In most senses, Little’s approach completely rejects the 1990s model. His Health New Zealand is a UK-style National Health Service that will run pretty much everything. While champions of markets and competition will despair, at least a decision has finally been made about which road we are taking.

Moreover, under a single, centralised system, there will be no doubt that accountability lies with the minister, rather than being diffused through other structures. And the UK system has worked well enough since 1948 that Labour and the Conservatives compete over who loves it most.

But two important aspects of the failed 1990s effort have re-emerged.

First is centralisation, which will again force more rational choices about where money will be invested and services located. Little insists his reforms will end the “postcode lottery” in health services, but in reality, Auckland will always have the best tertiary services anywhere in New Zealand.

It makes no sense for a population of 5 million to duplicate advanced care. Expect to see the Starship model rolled out for adult services, with people transferred from any hospital in the country to receive specialist care at an Auckland-based centre of excellence. That risks political controversy of the sort Jacinda Ardern will find unsettling and new, but hopefully she holds her nerve. Better ambulance and helicopter services will be needed.

A second 1990s idea lives on with the planned Māori Health Authority (MHA) operating under a funder-provider split model. According to Little, the MHA will not just monitor the state of Māori health and write policy papers, but directly commission health services for its stakeholders. This, says Little, is “a real step towards tino rangatiratanga in health”.

The political right has already savaged the MHA as special treatment for Māori at odds with “one law for all”, but there may be a smarter strategy for those against Little’s socialist road. If the MHA succeeds, why shouldn’t other communities of interest be given the same opportunity to benefit from a similar model?

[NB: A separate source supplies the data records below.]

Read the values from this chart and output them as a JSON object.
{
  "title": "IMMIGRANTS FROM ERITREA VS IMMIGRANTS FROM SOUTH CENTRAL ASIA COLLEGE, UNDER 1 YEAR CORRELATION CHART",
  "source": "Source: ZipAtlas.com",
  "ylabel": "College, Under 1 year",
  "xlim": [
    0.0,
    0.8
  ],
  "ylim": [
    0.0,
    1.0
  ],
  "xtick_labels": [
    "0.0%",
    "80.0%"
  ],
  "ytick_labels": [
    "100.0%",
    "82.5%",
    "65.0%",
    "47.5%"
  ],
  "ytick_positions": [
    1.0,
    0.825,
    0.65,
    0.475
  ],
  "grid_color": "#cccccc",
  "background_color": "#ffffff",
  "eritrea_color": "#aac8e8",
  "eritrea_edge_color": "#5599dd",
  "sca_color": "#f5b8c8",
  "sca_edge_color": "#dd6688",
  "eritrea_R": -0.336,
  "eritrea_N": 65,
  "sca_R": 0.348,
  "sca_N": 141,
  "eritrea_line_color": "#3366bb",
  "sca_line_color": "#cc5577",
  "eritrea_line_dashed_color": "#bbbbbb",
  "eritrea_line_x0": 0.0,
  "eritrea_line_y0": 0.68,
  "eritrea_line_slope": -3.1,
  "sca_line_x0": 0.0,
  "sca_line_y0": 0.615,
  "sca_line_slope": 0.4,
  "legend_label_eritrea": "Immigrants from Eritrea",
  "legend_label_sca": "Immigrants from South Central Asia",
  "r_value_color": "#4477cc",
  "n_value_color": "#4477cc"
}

Perhaps those in a particular geographical area or with a common chronic disease could opt out of guaranteed coverage by Health New Zealand and establish alternative arrangements to take care of their particular needs.

Reflecting on such possibilities is beyond the current National Opposition, which has bizarrely thrown its lot in with the despised DHBs. But it could be something for Act or the New Zealand Initiative to consider in formulating intelligent responses to Little’s plans.

After all, Little has given the whole political class licence to think beyond the shackles of the last 25 years.

– Matthew Hooton is a public relations consultant based in Auckland.